The body scanning /real time inventory integration should be combined with avatars and virtual world technology. Not in Second Life, although that can be a real hoot (hey, I know, I’m a geek) – but the ability to scan, build an avatar that actually does resemble you (not the idealized 20 year ago in my wildest fantasy version), with correct dimensions, and then – and this is the next steps – have it try on apparel that actually is based on real manufacturers styles and sizes. You could *immediately* actually see if that dress fits, how it looks in 3D, and whether it’s flattering.

This would be a huge cost reduction for what is a practice barely improved since the advent of the Sears catalog back in 1888. Currently catalog or Internet sales are a fuzzy science – a teeny picture (maybe, a shot from the back too), that’s no where close to your size/body shape. I don’t even bother, but when I have, I order two sizes and return the one that doesn’t fit – or return them both in disgust.

These returns cost both the retailers and the manufacturers a huge amount of money and hassle. It keeps inventory management a guessing game for the manufacturers, who have to take back inventory that doesn’t sell in the retail channel and also share – if not own – any sales price reductions that the retailers implement. So, if something comes back, it either goes to the sales rack or gets returned to the manufacturer. For the retailers it’s more about hassle and the costs associated with logistics.  

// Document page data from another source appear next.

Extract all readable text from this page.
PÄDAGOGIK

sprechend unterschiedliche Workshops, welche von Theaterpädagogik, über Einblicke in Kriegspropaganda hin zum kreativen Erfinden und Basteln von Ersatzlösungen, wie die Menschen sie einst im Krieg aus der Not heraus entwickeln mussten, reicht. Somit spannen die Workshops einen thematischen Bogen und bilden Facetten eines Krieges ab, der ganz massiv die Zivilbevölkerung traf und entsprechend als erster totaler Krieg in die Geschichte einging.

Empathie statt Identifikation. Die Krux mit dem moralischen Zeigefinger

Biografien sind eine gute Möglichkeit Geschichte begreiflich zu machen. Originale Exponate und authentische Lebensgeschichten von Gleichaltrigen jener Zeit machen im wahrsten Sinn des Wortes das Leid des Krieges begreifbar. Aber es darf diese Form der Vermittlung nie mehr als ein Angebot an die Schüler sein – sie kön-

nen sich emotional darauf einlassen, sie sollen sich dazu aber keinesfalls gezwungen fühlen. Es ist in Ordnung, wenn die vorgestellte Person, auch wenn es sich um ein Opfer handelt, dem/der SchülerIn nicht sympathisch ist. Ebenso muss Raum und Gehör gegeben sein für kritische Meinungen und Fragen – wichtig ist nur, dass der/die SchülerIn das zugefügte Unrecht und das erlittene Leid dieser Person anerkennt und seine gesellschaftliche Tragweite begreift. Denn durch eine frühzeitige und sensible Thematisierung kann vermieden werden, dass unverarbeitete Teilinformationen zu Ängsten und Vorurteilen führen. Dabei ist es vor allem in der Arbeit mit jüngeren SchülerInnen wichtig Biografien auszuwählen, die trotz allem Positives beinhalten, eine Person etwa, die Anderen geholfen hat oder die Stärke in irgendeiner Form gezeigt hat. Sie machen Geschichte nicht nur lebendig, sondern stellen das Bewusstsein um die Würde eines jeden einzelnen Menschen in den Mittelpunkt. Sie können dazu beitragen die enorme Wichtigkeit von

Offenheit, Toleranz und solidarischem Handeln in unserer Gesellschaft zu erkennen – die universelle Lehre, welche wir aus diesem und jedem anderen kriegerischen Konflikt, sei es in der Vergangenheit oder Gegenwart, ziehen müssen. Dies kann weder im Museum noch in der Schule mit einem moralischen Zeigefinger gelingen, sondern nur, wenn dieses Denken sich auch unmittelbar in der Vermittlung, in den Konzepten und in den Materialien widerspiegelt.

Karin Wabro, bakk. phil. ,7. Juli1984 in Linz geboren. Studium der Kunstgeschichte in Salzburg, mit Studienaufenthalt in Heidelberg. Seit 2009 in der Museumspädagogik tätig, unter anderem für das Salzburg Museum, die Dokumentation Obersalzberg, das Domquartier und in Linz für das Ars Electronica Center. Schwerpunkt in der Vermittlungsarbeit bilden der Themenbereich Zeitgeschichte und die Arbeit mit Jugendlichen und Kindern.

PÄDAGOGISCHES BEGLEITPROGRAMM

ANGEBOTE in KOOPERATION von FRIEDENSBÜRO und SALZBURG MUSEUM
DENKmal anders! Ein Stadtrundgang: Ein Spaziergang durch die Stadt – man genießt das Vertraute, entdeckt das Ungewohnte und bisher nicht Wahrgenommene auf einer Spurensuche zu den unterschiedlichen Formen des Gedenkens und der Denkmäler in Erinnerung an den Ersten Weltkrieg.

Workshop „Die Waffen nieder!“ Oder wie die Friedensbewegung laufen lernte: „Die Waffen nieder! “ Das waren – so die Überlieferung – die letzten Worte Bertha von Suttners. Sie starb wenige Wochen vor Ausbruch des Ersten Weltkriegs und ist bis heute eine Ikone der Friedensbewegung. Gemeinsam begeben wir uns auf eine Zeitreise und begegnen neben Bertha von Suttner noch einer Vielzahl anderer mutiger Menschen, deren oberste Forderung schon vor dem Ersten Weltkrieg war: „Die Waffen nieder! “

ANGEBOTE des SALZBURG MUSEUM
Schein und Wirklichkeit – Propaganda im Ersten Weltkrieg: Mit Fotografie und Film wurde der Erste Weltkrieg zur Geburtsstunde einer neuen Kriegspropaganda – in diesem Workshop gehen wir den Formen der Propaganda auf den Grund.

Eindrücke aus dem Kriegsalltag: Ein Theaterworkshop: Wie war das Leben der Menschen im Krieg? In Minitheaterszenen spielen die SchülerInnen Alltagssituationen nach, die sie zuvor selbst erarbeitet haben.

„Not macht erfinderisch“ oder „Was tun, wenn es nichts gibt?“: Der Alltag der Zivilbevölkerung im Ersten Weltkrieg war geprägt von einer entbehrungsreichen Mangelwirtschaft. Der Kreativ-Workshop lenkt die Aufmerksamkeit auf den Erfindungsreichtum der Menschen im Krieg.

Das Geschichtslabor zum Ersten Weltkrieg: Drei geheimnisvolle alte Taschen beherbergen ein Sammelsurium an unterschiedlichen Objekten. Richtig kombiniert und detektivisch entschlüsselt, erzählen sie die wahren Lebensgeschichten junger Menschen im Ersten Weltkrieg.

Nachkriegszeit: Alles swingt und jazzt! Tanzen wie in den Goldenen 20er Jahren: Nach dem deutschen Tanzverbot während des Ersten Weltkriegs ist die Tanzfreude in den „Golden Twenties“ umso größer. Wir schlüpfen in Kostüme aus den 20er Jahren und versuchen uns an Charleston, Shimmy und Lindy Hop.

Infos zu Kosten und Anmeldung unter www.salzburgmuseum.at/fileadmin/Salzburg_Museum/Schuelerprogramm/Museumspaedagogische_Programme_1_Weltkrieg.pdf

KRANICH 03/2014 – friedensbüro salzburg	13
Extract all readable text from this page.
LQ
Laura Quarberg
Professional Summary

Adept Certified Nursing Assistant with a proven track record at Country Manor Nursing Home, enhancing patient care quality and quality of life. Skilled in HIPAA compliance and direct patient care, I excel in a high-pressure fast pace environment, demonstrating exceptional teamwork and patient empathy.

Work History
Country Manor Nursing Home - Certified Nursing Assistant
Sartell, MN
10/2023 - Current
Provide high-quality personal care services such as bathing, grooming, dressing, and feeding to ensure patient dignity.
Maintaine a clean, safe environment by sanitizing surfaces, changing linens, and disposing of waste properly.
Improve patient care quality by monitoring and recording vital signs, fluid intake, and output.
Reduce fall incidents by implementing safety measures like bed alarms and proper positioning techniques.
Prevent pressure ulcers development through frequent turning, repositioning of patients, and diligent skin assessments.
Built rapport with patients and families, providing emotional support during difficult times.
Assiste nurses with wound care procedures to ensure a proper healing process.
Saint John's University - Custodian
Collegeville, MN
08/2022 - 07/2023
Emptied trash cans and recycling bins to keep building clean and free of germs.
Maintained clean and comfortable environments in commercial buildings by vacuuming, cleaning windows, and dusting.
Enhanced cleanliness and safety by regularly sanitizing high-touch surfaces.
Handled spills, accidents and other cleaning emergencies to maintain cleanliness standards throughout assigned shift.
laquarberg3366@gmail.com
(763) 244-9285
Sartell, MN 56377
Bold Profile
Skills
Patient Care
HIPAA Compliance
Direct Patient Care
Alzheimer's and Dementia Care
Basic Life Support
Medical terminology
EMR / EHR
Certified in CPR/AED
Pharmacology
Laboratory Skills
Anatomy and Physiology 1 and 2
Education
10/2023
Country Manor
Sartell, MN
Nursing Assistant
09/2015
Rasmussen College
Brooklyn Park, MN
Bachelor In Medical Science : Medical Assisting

With body scanned avatars – and accurate sizing reflected in a virtual garment – the number of returns would be greatly reduced, because you would *know* it fit, and that it looked good. It’s such a win-win-win solution for everyone involved (consumer, retailer, manufacturer) that I don’t understand why I’ve not seen any movement towards developing this.

I’m not sure I really want to see what I look like in 3D, which I’m sure is a concern for many (I like my delusions as much as anyone….). But the amount of hassle and guessing it would eliminate would be a powerful incentive to try it.

And then when customized apparel manufacturing starts to go mainstream – it will be a necessity. Straight from scan to cutting table, so to speak, even if a laser is doing the cutting. But this disintermediates the retailers to a large extent, so has less incentive to be implemented.

I’m disappointed that in truth, I’ve been thinking about this for at least 5-6 years and as yet, it seems the industry is sticking with the old.

The good news is that my delusions are for now, still safe.